Sejarah Tissue bermula dari ditemukannya bahan baku kertas yaitu bahan
baku non-kayu seperti sisa sayur mayur, sutra, serat kapas, jaring ikan yang sudah
tua, batang buah mulberry, rumput-rumputan, bambu, rotan, dan sebagainya.
Sejalan dengan perkembangan industrialisasi dan kapitalisme, dirasakan perlu
untuk membuat suatu industri berskala besar, tersentralisasi, dan padat modal.
Namun, sulit mendapatkan bahan baku non-kayu dalam jumlah besar secara
berkelanjutan.
Sekitar tahun 60-an dimulailah sejarah pembuatan kertas dari bahan baku
kayu. Saat itu hutan-hutan tua yang ada menyediakan tambang bahan baku kayu
yang memungkinkan produksi komersial berskala besar dan berkelanjutan. Oleh
karena itu harganya dapat ditekan sampai 85 %. Sejak saat itulah kebutuhan kertas
mulai meningkat, seperti industri media massa, media cetak, dan juga produksi
tissue
Kemajuan ilmu pengetahuan dan teknologi telah mempercepat dan
meringankan banyak pekerjaan manusia. Pada era ini pemakaian tissue telah
menjadi suatu kebudayaan. Di negara-negara maju atau di kota-kota besar
Indonesia, tissue sangat mudah kita jumpai. Sekarang sudah jarang kita temui atau
dapat dikatakan tidak ada sama sekali kaum muda terutama remaja sekolah yang
menggunakan saputangan, kecuali kaum orang tua yang berusia 55 tahun ke atas.

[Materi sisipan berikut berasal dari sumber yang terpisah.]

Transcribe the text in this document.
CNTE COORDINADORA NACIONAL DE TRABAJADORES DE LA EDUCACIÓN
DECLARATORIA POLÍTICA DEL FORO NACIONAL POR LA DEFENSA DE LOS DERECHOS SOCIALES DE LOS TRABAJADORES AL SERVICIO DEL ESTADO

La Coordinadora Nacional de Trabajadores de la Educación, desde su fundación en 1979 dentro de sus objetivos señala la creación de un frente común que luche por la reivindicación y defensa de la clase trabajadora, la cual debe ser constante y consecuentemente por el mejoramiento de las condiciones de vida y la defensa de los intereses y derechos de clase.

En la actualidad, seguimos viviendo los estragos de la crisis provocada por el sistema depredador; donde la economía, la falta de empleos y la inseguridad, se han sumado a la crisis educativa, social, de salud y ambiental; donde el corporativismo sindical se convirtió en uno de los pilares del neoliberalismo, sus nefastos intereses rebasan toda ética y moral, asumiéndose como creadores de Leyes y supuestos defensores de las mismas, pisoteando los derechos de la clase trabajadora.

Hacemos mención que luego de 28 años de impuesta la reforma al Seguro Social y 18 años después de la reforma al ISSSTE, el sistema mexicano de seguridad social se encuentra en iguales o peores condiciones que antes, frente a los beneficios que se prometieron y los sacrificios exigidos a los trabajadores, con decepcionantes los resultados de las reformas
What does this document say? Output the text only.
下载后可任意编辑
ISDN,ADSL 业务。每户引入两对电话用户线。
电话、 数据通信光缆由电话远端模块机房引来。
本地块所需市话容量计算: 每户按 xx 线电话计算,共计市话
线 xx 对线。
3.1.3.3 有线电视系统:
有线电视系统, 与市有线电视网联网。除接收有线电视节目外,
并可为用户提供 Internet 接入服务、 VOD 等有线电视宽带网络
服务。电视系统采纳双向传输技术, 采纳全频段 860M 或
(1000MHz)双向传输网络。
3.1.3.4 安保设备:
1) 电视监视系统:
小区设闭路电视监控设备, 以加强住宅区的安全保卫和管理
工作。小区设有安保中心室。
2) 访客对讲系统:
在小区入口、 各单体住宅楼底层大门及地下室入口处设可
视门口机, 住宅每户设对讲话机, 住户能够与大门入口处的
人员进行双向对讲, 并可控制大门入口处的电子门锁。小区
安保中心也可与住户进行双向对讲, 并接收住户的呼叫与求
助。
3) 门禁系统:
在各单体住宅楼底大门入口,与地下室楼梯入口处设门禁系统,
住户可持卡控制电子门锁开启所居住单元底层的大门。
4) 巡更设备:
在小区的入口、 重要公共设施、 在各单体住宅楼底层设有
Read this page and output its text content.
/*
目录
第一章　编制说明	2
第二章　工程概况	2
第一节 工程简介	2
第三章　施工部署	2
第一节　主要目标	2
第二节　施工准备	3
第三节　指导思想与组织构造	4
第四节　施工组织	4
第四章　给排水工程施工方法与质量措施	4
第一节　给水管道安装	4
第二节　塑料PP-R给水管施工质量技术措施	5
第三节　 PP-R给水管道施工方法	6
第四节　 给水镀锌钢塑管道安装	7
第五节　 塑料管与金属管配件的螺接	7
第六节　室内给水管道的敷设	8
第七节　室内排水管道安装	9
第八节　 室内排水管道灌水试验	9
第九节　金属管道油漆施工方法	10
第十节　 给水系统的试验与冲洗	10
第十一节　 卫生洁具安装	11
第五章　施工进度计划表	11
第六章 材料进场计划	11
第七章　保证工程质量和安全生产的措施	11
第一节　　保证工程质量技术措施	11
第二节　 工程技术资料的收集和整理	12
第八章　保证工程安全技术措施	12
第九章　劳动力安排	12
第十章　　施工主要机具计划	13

Penggunaan tissue tersebut mungkin telah menjadi ciri budaya kehidupan modern
remaja sekarang ini. Hal itu terlihat pada kepraktisan penggunaanya, hampir
setiap remaja menggunakan tissue baik itu untuk membersikan hidung dari
kotoran karena flu, mengelap muka dari keringat, aktifitas di kamar mandi,
sampai dengan hanya untuk mengelap mulut setelah makan saja memakai tissue.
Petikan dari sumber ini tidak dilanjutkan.